Lorsque la famille comprit que le Débarquement avait eu lieu, les Allemands étaient déjà partis. Des Canadiens sont arrivés le 7 juin : « Ils se sont installés dans le parc du château et dans les champs des alentours où ils ont creusé des tranchées. »

La famille était chez elle, sauf François, le père de Cécile, alors âgé de 17 ans, en stage à Falaise. Cécile raconte : « Il a dû revenir à vélo sous les bombardements se cachant dans les haies pour éviter les bombes. Il s’est retrouvé nez à nez avec un Allemand, un déserteur sans doute, qui voulait lui voler son vélo. Mon père refuse et lui dit : ‘On est dans la même galère, on va mourir tous les deux sous les bombes et nous n’aurons plus besoin de vélo.’ L’Allemand l’a laissé partir. » 

Qui a volé les bijoux ?

Les combats à Villons-les-Buissons faisaient rage, les libérateurs, dont l’objectif était l’aéroport de Carpiquet, étaient empêchés d’avancer, se heurtant à la ligne antichar érigée entre Villons-les-Buissons et Buron.

Les habitants du village regroupés au château ont reçu l’ordre d’évacuer. Avant de partir et de remonter à l’étage pour réparer un oubli, la grand-mère de Cécile cache un écrin sous la cage d’escalier. En redescendant, elle constate que les bijoux ont disparu. Elle n’a jamais su qui les lui avait volés, un Français ou un Canadien. Elle disait : « ‘Ce sont les déboires de la guerre.’ Aujourd’hui, il nous reste l’écrin vide, avec un mot d’explication de ma grand-mère. » 

La mascotte des soldats canadiens

La famille de Paix de Cœur a noué une belle amitié avec les libérateurs. « J’avais 11 ans la première fois que j’ai rencontré les vétérans. M. Lemarinier, qui était maire à l’époque, m’a proposé d’échanger avec eux puisque j’apprenais l’anglais. » C’est ainsi que le club des vétérans a fait de Cécile la « mascotte des Glens ».

À ce titre, la Villonnaise a été reçue à plusieurs reprises au Canada, seule ou avec son père, toujours avec ferveur.
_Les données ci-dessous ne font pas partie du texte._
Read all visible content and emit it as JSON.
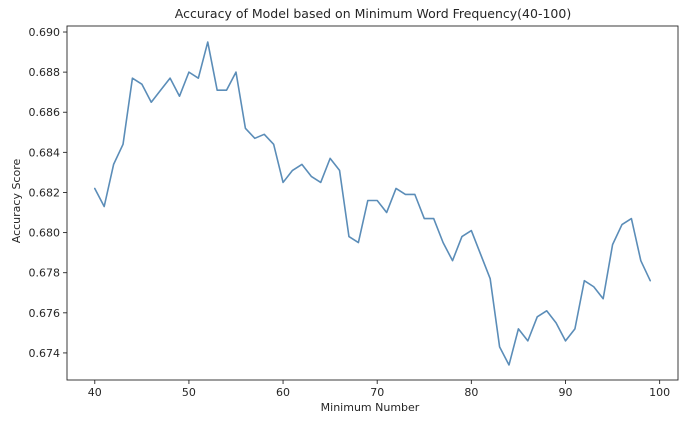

En Normandie, Les Glens furent souvent les hôtes du château des Buissons. Notamment Max Sexsmith, qui, devenu ami, a souhaité dormir dans une des chambres dont il avait ouvert les portes à coup de ‘boots’, le 7 juin 1944, pour vérifier que des Allemands ne s’y cachaient pas.  « Quand il est revenu, il se souvenait parfaitement où était celle dont il avait fendu le bois, et qui l’est toujours. »

Au-delà de l’hospitalité, François de Paix de Cœur, maire de Villons-les-Buissons de 1981 à 1995, a fait nommer deux rues au nom des libérateurs – les Glengarrians et les Sherbrooke Fusiliers. De ses mains, avec son fils Gilles, en bordure de la propriété, il a érigé le monument du Hell’s Corner, ce coin de l’enfer qui rappelle les terribles combats de l’été 44.

80 ans plus tard, Cécile de Paix de Cœur-Lacroix correspond toujours avec les familles de Reg Dixon, Ray Practor, John Pasquino, etc. Elle a offert le kilt de leur régiment au Mémorial de Caen. Sa mère Annick, âgée de 87 ans, habite toujours la maison familiale à Villons.